Neil deGrasse Tyson has a ballistic bone to pick with laurel-resting executives: reflecting on how President Obama tried to get the union to hustle by invoking the Sputnik Satellelite launched by the Soviet Union, the beloved astrophysicist scoffs at the comparison.
Back in 1957, the U.S. saw the its sworn enemy, the communists, had leapt ahead, the stargazing former Most Creative Person says, it shook the country's ego:
"We had our own state of self-assessment that we were technologically proficient, you know, we won the war. Our manufacturing was back in place and here's this country that we were telling the whole world that we were better than they were in every way that mattered and, bam, out comes a satellite."

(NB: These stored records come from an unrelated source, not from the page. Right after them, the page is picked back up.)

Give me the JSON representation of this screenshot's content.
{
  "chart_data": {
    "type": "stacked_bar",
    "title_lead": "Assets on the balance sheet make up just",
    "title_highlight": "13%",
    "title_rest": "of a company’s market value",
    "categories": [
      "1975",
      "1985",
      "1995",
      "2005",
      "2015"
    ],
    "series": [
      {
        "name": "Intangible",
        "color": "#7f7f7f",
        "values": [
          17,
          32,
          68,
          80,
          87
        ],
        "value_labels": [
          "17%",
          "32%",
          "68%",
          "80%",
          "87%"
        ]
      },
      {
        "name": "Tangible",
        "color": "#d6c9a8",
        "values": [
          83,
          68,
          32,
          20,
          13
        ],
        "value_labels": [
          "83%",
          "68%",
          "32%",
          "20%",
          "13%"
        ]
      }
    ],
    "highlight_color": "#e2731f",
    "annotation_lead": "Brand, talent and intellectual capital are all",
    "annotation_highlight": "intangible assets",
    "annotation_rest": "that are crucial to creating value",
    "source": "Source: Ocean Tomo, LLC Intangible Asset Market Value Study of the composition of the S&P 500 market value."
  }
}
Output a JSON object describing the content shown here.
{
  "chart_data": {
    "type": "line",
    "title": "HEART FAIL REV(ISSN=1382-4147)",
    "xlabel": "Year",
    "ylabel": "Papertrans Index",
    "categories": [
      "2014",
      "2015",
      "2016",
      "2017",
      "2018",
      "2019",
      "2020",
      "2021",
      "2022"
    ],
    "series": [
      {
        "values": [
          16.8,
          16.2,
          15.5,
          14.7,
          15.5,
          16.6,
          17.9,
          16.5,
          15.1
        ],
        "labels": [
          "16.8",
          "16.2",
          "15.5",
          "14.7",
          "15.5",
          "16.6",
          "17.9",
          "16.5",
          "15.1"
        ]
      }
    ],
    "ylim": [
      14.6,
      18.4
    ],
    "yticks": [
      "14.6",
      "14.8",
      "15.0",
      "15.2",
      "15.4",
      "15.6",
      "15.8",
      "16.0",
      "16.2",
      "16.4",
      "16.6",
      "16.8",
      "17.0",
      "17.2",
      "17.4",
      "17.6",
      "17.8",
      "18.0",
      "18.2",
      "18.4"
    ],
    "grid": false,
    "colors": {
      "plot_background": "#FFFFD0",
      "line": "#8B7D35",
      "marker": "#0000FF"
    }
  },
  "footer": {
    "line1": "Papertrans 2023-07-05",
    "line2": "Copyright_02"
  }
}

So what happened? If you've watched Mad Men, you may know that first the U.S. went beserk and then created NASA and put our science, technology, and engineering efforts into overdrive. This, Tyson rightly observes, would shape the country's identity from the '50s through the '70s, as we were looking for the Right Stuff.
What we need to look at is the "Sputnicity" of the moment, Tyson explains. It comes from the fact that the satellite was in fact "a hollowed out intercontinental ballistic missile shell" with a radio transmitter instead of a warhead—showing that yes, the Soviets, as they were called, could reach America.
And, as Obama drew the parrallel to, other countries have now surpassed the U.S. in other, less-mortal ways, showing that the country has lost its leadership position. And the country, as many organizations have been, was caught sleeping.
Tyson won't stand for it:
I don't like Sputnik moments. I'd rather have been the leader all along. Why do we have to be shocked into being motivated to lead? Why don't we just lead all the time? And maybe that's just unrealistic, maybe that's just not human nature. Maybe we have to feel threatened in order to act.
The Sputnik thing happens in business, too. You see it in the way that P&G is re-installing sparkplug CEO A.G. Lafley to reignite a sluggish rate of innovation or how Andrew Mason was uncermoniously ousted from lead at Groupon. And while P&G seems to be able to weather the Sputnik-y storm, Groupon's threat level is going nuclear.
Bottom Line: If you're waiting for Sputnik, you're losing the space race.